Костя и Инна были одни и вагоне. Сквозь окна светло голубело небо и мутно голубел пруд. В парке почти никого не было. Только плавали в пруду три ранние утки. Потом откуда-то появились два чёрных лебедя с красными клювами. Костя и Инна шли по берегу пруда, смотрели на водоплавающих и молчали. Косте казалось, что всё, что он сейчас скажет, прозвучит глупо и совсем не так, как надо.
— Ты последнее время чего-то мне не звонишь, — сказала Инна.
Начал вдруг моросить дождь. Костя и Инна брели от одного выцветшего гриба к другому.
— Я звоню, — сказал Костя. — Я звоню и звоню, как колокольчик…

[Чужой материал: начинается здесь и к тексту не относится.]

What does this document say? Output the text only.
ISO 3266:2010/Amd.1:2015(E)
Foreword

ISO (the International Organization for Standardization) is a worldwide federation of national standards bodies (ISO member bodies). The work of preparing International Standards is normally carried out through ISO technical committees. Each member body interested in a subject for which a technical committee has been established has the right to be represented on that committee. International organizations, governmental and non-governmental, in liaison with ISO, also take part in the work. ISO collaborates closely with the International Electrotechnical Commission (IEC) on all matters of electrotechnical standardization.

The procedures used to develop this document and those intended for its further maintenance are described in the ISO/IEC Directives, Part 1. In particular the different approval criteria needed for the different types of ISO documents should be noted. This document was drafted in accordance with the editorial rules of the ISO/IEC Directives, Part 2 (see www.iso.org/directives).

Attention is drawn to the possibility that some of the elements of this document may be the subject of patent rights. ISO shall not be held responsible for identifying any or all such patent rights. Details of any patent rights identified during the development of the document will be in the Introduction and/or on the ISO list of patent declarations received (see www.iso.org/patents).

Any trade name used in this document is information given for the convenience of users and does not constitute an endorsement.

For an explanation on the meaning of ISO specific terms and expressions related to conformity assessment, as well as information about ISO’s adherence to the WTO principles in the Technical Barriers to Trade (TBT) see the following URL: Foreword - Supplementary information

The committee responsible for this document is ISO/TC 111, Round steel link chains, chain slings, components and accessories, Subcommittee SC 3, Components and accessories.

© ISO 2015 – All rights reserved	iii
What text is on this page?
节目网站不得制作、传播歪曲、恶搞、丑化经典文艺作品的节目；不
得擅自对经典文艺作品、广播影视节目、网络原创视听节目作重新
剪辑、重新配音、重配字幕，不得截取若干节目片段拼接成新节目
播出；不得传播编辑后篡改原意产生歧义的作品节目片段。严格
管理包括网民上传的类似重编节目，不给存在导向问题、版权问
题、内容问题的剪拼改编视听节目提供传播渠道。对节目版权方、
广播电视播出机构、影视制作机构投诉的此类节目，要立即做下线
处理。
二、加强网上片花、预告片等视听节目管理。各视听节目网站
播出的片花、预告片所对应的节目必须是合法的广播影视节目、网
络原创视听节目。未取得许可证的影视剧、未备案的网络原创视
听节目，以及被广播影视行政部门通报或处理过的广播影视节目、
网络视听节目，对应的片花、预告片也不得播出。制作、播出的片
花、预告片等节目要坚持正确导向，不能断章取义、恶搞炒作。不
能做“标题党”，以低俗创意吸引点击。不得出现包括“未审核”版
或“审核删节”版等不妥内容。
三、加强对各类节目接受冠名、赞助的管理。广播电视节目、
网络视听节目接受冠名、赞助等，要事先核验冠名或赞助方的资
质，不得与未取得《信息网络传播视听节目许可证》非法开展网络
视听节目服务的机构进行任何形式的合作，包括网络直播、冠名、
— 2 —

В глазах у Инны был холод.
— Я не поняла юмора, — сказала Инна.
— Тебе ведь всё равно, звоню я или нет, — сказал Костя.
— А зачем тогда я хожу с тобой по этому парку? — спросила Инна.
— Я не знаю, — ответил Костя. — Пока ещё не знаю.
Инна достала из сумки и протянула один бутерброд Косте.
— Мне их бабушка зачем-то в сумку пихает. Я их обычно отдаю гекторовскому Караю. Я ведь по Невскому в школу хожу…
— А сегодня?
— А сегодня я поехала в школу на трамвае и встретила тебя.
Костя попытался взять Инну под руку, но она не позволила.
— И решила отдать бутерброды мне? Гав! Гав!
Песчаные парковые дорожки вились вокруг пруда, потом выводили к колесу обозрения и к парашютной вышке, с которой никто не прыгал, и намокший парашют висел, как огромная выстиранная простыня.
— Прокатимся? — спросил Костя, когда они оказались около колеса обозрения.
Инна первой залезла в кабину.
— Нам, пожалуйста, шесть билетов, — попросил Костя у сонной билетёрши, ведавшей движением колеса. — Мы хотим подольше покататься…
— Ну-ну… — непонятно сказала билетёрша.
Когда колесо поползло вверх, Костя посмотрел на Инну и вдруг увидел, что она плачет. Растерявшийся Костя стал гладить Инну по голове, как маленькую девочку. «Ну не плачь, ну не надо…» — повторял он всё время. А Инна, как избалованная маленькая девочка, которая хочет, чтобы её подольше утешали, продолжала плакать, а колесо тем временем поднялось на высшую свою точку, и, гладя Инну по голове, Костя видел, как сидит внизу завёрнутая в полиэтилен билетёрша, как плавают лебеди в пруду, морщиня за собой воду, как бежит по песчаной дорожке мальчишка в белой куртке. В лицо Косте дул дождевой берёзовый ветер, и Костя подумал, что, наверное, отец вместе с владельцем незаконного курятника Семёновым давно начали запасать берёзовый сок, но Инна в этот момент вдруг перестала плакать и обняла Костю, губы её были сухими, а поцелуи неумелыми, и опешивший Костя вдруг обнаружил, что колесо снижается, а билетёрша смотрит на них с ухмылкой. Но вот колесо опять поползло вверх, Инна отвернулась к окну, в которое вместо стекла был вставлен ветер, а Костя сидел совершенно обалдевший и счастливый, и не знал, что делать дальше.